Ito Romo’s collection of short stories, The Border is Burning is a superb and painful read. But it is the kind of pain that is necessary and compelling in a book set in a landscape fraught with peril. The stories are set along and across the border between the United States and Mexico. The border is real and omnipresent throughout the book—characters cross back and forth to score cheap booze, prescription drugs, and to ferry cocaine in belts and shoes. No character on either side of the border is spared Romo’s tough but honest treatment. In a time when immigration issues are talked about in black and white terms, The Border is Burning is a necessary read. The book is labeled as Southwest and Chicano literature, but it’s for all of us.

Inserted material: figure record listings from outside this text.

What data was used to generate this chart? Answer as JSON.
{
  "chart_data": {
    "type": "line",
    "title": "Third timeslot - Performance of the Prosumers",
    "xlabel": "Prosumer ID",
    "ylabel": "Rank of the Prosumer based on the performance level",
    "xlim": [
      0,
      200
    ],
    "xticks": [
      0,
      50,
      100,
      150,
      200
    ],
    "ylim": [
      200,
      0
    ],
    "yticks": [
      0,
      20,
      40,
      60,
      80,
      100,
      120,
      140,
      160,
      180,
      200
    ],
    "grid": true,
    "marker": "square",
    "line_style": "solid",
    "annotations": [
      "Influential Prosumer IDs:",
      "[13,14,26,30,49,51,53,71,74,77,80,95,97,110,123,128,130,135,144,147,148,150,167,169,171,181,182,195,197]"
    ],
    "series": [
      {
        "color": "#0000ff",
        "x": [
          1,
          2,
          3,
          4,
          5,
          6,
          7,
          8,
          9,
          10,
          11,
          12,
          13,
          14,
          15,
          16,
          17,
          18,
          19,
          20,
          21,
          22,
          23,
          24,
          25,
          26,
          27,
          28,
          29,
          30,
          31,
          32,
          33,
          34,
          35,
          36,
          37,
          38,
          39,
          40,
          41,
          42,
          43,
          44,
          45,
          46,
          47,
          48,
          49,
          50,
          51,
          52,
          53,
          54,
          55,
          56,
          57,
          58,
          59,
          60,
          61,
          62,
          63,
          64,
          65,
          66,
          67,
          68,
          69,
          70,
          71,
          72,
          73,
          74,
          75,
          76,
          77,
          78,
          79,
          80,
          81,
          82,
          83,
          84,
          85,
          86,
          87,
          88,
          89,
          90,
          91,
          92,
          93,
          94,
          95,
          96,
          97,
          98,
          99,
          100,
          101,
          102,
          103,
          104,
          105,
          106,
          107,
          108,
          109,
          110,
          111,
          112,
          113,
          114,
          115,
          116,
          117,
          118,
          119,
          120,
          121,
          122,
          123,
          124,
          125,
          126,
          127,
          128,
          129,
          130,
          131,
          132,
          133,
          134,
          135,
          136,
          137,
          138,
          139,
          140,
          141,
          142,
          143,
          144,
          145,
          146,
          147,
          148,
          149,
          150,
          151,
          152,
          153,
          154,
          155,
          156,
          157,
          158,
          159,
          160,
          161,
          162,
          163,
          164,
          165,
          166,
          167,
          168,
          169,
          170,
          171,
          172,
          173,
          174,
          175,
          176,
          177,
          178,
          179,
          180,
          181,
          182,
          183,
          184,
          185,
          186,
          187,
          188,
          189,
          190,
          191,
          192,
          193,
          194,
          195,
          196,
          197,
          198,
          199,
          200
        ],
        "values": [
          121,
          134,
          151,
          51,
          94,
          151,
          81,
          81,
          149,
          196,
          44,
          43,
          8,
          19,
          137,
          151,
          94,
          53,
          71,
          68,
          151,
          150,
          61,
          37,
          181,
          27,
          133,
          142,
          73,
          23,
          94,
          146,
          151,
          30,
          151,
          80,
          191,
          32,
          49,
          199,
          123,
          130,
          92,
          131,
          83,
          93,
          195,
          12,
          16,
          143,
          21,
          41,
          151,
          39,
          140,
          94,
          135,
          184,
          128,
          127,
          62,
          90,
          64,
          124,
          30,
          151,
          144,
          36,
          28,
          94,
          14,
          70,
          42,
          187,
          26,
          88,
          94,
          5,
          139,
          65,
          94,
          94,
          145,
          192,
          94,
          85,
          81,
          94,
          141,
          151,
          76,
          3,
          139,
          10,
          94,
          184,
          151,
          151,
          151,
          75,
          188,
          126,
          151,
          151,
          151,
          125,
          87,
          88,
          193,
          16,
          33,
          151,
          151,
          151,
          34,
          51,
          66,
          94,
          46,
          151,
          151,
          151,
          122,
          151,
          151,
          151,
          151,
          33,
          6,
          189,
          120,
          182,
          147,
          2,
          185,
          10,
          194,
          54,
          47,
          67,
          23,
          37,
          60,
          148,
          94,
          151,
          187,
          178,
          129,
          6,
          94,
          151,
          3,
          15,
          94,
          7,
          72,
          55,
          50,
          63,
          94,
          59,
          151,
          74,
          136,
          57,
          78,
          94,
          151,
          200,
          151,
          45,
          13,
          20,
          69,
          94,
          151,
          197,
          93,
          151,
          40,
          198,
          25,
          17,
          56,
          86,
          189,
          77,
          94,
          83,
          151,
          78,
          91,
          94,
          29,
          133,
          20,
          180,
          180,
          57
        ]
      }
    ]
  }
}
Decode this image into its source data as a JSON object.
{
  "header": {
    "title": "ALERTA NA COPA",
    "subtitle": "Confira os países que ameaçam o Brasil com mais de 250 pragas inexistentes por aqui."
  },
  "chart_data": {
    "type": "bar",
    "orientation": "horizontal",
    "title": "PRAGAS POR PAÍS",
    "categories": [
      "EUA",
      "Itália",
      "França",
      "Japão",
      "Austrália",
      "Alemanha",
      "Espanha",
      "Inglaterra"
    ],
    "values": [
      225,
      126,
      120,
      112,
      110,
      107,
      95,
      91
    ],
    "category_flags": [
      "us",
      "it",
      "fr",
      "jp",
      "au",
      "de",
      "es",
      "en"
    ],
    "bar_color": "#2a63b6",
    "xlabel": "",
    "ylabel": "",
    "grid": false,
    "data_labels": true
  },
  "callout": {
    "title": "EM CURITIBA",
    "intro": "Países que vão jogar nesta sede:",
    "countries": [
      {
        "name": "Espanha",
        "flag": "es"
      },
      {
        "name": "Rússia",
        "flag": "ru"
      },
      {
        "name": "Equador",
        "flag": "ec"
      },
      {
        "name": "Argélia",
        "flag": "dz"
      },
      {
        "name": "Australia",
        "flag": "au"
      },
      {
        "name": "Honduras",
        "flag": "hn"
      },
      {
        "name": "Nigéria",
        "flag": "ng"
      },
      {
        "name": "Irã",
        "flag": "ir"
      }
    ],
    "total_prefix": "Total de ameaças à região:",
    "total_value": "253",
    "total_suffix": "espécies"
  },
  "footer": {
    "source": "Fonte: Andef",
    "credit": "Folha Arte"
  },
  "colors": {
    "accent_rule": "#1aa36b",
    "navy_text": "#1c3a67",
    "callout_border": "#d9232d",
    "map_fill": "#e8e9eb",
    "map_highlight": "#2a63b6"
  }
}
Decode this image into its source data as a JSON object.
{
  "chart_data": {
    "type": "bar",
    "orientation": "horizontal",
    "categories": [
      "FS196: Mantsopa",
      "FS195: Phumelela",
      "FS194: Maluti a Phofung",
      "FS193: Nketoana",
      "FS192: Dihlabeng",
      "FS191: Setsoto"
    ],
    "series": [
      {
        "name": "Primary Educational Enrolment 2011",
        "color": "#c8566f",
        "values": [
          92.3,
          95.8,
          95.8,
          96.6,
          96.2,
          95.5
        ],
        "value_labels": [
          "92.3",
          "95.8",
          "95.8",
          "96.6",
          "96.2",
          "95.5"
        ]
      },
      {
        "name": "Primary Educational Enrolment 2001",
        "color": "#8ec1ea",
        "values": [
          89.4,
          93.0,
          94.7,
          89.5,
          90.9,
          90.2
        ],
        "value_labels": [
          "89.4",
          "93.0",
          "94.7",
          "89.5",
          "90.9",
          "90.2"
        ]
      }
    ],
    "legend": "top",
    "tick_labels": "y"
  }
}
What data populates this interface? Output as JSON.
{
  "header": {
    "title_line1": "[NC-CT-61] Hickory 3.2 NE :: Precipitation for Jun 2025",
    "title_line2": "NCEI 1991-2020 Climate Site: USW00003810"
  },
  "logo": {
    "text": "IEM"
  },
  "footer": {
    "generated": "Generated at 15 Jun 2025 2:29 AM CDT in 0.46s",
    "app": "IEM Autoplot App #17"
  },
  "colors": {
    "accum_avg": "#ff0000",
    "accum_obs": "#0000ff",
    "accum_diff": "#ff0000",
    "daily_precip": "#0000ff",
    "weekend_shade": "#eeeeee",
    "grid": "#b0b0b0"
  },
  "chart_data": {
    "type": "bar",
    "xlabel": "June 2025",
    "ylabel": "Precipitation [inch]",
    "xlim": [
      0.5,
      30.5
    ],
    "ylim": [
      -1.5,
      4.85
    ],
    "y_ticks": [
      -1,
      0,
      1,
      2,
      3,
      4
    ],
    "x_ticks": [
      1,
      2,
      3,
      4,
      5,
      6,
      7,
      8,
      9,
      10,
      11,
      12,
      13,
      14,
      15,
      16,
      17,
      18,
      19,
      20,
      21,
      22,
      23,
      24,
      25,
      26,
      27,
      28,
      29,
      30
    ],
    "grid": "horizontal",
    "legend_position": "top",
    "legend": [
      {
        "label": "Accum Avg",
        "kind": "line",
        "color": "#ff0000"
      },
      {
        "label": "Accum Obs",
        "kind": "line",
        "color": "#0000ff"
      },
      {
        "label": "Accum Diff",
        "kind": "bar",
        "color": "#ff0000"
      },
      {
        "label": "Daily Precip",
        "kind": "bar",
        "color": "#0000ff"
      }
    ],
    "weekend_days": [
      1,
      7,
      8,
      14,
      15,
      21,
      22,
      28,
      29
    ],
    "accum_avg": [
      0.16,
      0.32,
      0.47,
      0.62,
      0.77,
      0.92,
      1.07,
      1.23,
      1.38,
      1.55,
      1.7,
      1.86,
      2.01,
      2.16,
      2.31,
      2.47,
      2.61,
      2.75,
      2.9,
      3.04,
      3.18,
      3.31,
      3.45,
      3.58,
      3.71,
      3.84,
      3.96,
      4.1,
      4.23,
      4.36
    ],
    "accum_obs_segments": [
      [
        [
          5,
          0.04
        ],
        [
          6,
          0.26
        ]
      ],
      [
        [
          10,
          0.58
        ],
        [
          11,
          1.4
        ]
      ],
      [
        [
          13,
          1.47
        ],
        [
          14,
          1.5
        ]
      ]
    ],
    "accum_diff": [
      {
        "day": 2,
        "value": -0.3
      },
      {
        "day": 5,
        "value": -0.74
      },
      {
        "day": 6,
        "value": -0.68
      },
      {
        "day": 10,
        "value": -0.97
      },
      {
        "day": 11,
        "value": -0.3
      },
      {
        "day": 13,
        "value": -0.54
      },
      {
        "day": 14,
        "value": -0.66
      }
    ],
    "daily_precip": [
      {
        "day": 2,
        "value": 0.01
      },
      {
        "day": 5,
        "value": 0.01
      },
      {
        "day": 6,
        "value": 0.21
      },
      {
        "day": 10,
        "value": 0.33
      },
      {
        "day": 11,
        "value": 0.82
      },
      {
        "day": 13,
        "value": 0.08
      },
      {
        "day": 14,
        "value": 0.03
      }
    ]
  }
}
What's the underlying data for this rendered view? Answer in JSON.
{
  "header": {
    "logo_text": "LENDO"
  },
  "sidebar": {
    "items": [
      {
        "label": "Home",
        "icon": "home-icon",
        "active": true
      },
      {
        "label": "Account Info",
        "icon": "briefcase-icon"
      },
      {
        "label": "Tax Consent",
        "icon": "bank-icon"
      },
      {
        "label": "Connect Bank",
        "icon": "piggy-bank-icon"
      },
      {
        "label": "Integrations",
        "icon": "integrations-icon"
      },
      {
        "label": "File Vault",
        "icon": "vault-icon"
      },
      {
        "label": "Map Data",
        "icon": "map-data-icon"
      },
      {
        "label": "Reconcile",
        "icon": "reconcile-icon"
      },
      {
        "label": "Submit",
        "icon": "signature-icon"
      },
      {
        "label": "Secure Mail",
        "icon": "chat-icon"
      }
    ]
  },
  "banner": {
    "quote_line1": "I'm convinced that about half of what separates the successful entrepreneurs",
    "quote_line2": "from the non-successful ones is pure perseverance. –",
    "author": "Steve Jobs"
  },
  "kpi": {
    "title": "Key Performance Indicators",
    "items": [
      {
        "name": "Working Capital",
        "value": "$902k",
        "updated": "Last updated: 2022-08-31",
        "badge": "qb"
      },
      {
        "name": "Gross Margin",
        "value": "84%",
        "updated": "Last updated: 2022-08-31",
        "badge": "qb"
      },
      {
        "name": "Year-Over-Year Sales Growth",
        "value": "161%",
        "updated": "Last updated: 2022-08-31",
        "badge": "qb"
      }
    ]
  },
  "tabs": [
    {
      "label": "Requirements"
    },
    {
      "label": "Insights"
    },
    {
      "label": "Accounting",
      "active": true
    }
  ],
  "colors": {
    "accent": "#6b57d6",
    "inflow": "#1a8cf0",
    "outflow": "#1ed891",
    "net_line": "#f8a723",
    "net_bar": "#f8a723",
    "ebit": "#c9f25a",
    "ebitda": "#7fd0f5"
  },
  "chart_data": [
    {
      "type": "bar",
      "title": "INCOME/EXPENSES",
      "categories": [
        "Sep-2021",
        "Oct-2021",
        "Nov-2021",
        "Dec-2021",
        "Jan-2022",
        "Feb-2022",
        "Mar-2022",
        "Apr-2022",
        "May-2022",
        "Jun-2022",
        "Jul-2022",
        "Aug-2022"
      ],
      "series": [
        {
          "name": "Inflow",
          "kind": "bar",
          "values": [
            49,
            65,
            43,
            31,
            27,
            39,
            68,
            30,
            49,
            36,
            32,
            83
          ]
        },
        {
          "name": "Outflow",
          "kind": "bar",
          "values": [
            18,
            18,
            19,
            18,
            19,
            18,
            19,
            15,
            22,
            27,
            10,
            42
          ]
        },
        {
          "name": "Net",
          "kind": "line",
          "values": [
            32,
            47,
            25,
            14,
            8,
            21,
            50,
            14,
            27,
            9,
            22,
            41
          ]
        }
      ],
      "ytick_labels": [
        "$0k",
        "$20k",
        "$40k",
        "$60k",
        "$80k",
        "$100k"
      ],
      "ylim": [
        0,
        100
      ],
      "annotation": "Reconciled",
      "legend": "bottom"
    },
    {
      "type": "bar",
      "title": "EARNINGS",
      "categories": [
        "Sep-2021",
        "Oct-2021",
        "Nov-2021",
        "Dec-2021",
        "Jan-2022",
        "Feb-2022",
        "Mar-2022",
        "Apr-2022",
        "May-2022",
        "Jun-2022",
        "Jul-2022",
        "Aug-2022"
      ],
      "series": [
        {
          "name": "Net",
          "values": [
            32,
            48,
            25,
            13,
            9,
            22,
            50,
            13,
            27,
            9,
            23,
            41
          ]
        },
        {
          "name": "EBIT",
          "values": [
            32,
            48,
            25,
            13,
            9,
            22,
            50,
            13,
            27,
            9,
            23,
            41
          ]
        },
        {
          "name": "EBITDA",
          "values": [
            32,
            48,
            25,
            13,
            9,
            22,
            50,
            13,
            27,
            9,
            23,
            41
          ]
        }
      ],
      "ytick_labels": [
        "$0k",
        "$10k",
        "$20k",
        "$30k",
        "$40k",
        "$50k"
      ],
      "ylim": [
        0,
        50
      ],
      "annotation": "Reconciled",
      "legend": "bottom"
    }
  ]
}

In the story, “Crank,” Romo masterfully illustrates the invisible cultural lines through San Antonio. A lonely, naïve man is led through the city on a search for drugs by a beguiling woman who looks like a young Sophia Loren. The lovely seductress is frantic for a fix and her mark is terrified for his life as they venture beyond his safe, comfortable neighborhood. You might assume the man is white and the woman is Chicana. But if readers expect any characters to be clearly identifiable by nationality, color, or ethnicity, they will be disappointed. The borders Romo explores are fluid, dynamic, and dependent on the characters’ emotional shifts and turns.
The book is a short and intense read at only eighty-three pages. Most of the stories are brief, only about six pages long. But each one packs a punch that only fierce, vigorous writing can achieve. The book sears with moments of explicit disturbances of the flesh: the once-frozen body of a whale, thawing and liquefying; a lonely man with an infected splinter lodged in his belly button; and a jar holding a two-headed baby in formaldehyde floating across a flooded city. His characters suffer gut-wrenching emotional and physical violence.
In The Border is Burning, real fires rage. Far from a literary gimmick, the fires Romo builds alter landscapes of the self, the family, and the land. I don’t want to give too much away, because these stories are rich and surprising. When you think you’ve got the hang of Romo’s style, he’ll trip you up in an unsettling, but deeply pleasurable way.
Our reviewer, Kate Rosenberg-Minbiole, lives in State College. She’s a full time lecturer in English at Penn State. Ito Romo will do a reading September 11 at 7:30 on the Penn State University Park campus in Paterno Library’s Foster Auditorium.